At the risk of betraying my age and longevity in politics, when I first went to work on Capitol Hill, Gerald Ford was President. I spent a semester as an intern in a House office, working for a congressman heavily involved in tax policy. One of the favorite issues among conservatives at the time was tax reform, especially tax simplification. Taxes were much higher in the pre-Reagan era, but the exorbitant rates were only part of the issue. The IRS was said to be too big and out of control, and the tax code much too complex. Sound familiar?

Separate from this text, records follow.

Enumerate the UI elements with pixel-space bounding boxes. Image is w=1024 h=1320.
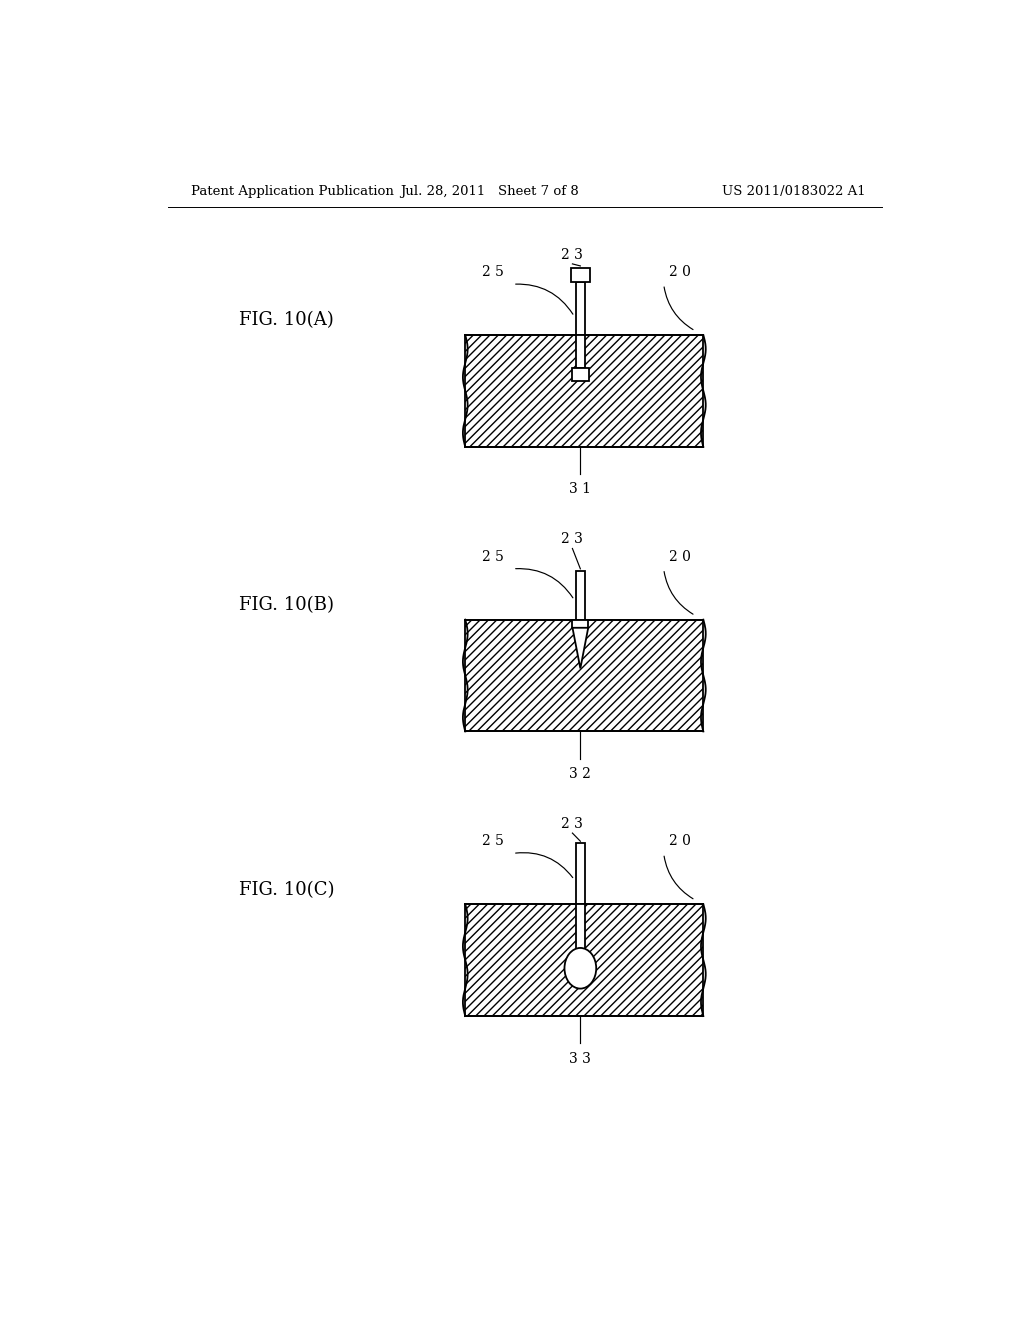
Bar: [571, 367, 589, 380]
Text: 3 1: 3 1: [569, 482, 591, 496]
Bar: [575, 570, 585, 619]
Bar: [570, 268, 590, 282]
Bar: [575, 282, 585, 335]
Text: 3 3: 3 3: [569, 1052, 591, 1065]
Bar: [575, 843, 585, 904]
Text: US 2011/0183022 A1: US 2011/0183022 A1: [722, 185, 866, 198]
Text: FIG. 10(A): FIG. 10(A): [240, 312, 334, 330]
Polygon shape: [572, 628, 588, 668]
Text: 3 2: 3 2: [569, 767, 591, 781]
Text: 2 5: 2 5: [482, 265, 504, 279]
Text: 2 5: 2 5: [482, 834, 504, 849]
Text: 2 0: 2 0: [669, 834, 690, 849]
Bar: [465, 619, 703, 731]
Bar: [465, 904, 703, 1016]
Bar: [465, 335, 703, 447]
Text: 2 3: 2 3: [561, 248, 584, 261]
Text: Jul. 28, 2011   Sheet 7 of 8: Jul. 28, 2011 Sheet 7 of 8: [399, 185, 579, 198]
Text: 2 0: 2 0: [669, 549, 690, 564]
Text: 2 5: 2 5: [482, 549, 504, 564]
Text: 2 3: 2 3: [561, 817, 584, 832]
Bar: [572, 619, 588, 628]
Text: 2 0: 2 0: [669, 265, 690, 279]
Text: 2 3: 2 3: [561, 532, 584, 546]
Text: FIG. 10(C): FIG. 10(C): [240, 880, 335, 899]
Bar: [575, 335, 585, 367]
Circle shape: [564, 948, 596, 989]
Text: Patent Application Publication: Patent Application Publication: [191, 185, 394, 198]
Text: FIG. 10(B): FIG. 10(B): [240, 597, 334, 614]
Bar: [575, 904, 585, 956]
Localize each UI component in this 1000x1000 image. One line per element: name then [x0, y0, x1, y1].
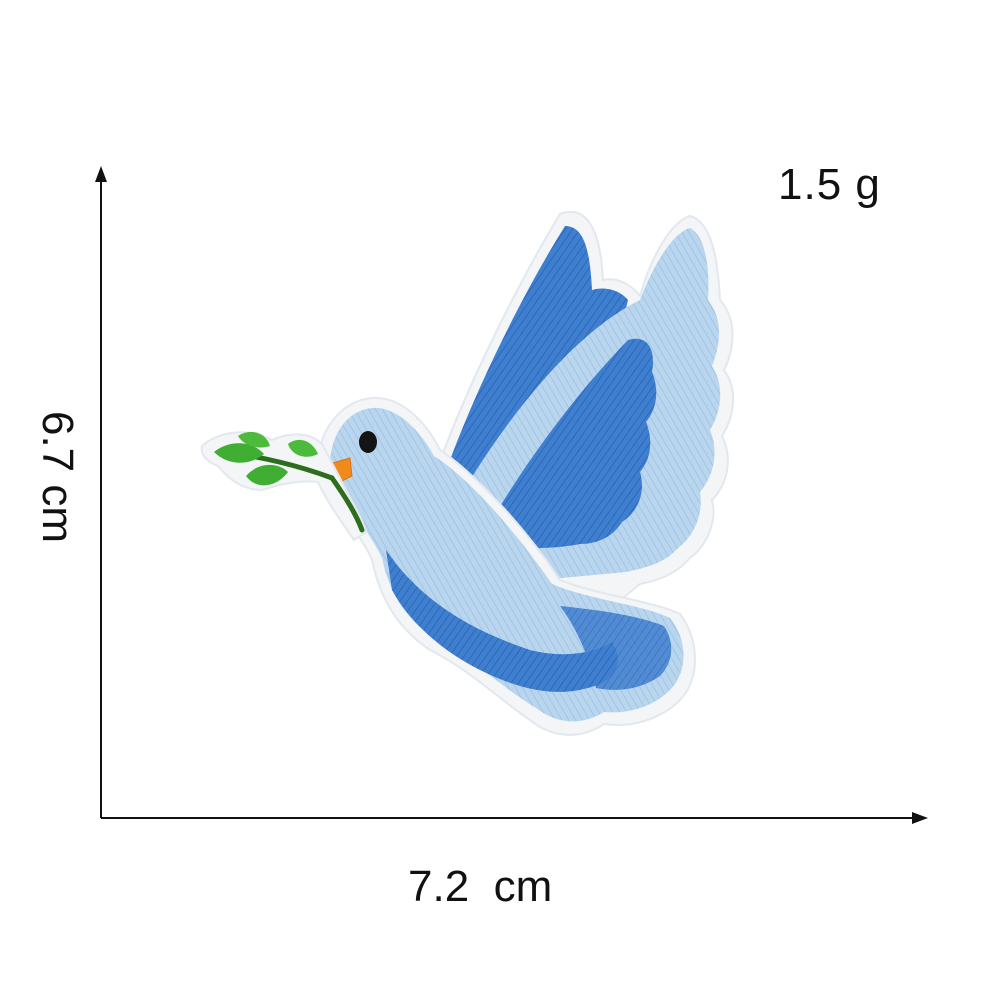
dove-belly-stripe — [386, 550, 618, 692]
weight-label: 1.5 g — [778, 160, 881, 209]
front-wing-inner — [480, 338, 657, 548]
leaf-1 — [214, 443, 264, 463]
vertical-axis-arrow-icon — [95, 166, 107, 182]
horizontal-axis-arrow-icon — [912, 812, 928, 824]
dove-eye — [359, 431, 377, 453]
leaf-4 — [288, 439, 318, 457]
leaf-2 — [238, 431, 270, 448]
olive-branch-icon — [200, 431, 368, 542]
height-dimension-label: 6.7 cm — [33, 410, 82, 544]
leaf-3 — [246, 464, 288, 486]
dove-tail — [560, 606, 672, 690]
back-wing — [450, 226, 628, 500]
width-dimension-label: 7.2 cm — [408, 862, 553, 911]
dove-icon — [316, 211, 735, 736]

I remember several Members of Congress touting a reform package that included a tax form so simple it would fit on a postcard. In fact, there was a standing joke at the time about how the IRS might abuse the idea with a simple postcard form of two lines: “Line 1, How much money did you make; Line 2, Send it to us.”
Joking aside, though, the idea of a much simpler tax code has remained an appealing concept ever since. And sure enough, this new video promotes the new proposal from House leaders for “a pro-growth tax code with a tax form so simple it can fit on a postcard, with a modern tax system that brings businesses into the 21st Century, so we can compete and succeed anywhere in the world, especially here at home.”
Voters of both parties overwhelming support this idea, and always have. So what’s holding it up? Don’t get me wrong. I admit to a little cynicism because I have seen this movie before. But the proposal is sound, and the ideas behind it are solid. It includes full expensing, reductions in the corporate tax rates that are driving jobs overseas, and reductions in small business and personal tax rates. It reduces seven tax brackets to just three. It eliminates the alternative minimum tax so no one has to do their taxes twice a year, rewards work by improving the earned income tax credit, provides real tax incentives for charitable giving, stops overtaxing “Made in America” products, and repeals the death tax.
These are all issues with vast bipartisan public support, and Ways and Means Chairman Kevin Brady is right when he calls the proposal “bold” and “pro-growth.”
Staffers have put the new video on the Committee’s website and are making the rounds encouraging everyone to watch it, show it, and talk about it. They say we need to begin a public dialogue about the proposed policy changes and get this plan into the public discourse – especially during an election year in which tax policy is a crucial issue.
They are right, of course, that these issues are ripe for debate, and that the public ought to know about such proposals. So here is a modest idea. How about passing the bill?
The “Blueprint” was unveiled with some fanfare in June of this year on Capitol Hill, but it is difficult for congressional proposals to compete for news media attention during a national election campaign – especially one driven more by personalities than policies. Still, there is a clear and simple way to make sure such legislation attracts national attention, and that is to pass it. The same Party proposing the measure controls not only the Ways and Means Committee, but the entire House, and the Senate. They assume the President might veto it. Even if true, wouldn’t that create the national debate they want?
I was in a room full of people this morning watching the new video, and nearly everyone there – all allies of the proposal – had the same reaction. Namely, instead of making videos about the plan, why not enact it? Or will today’s congressional interns still be talking about the idea 40 years from now?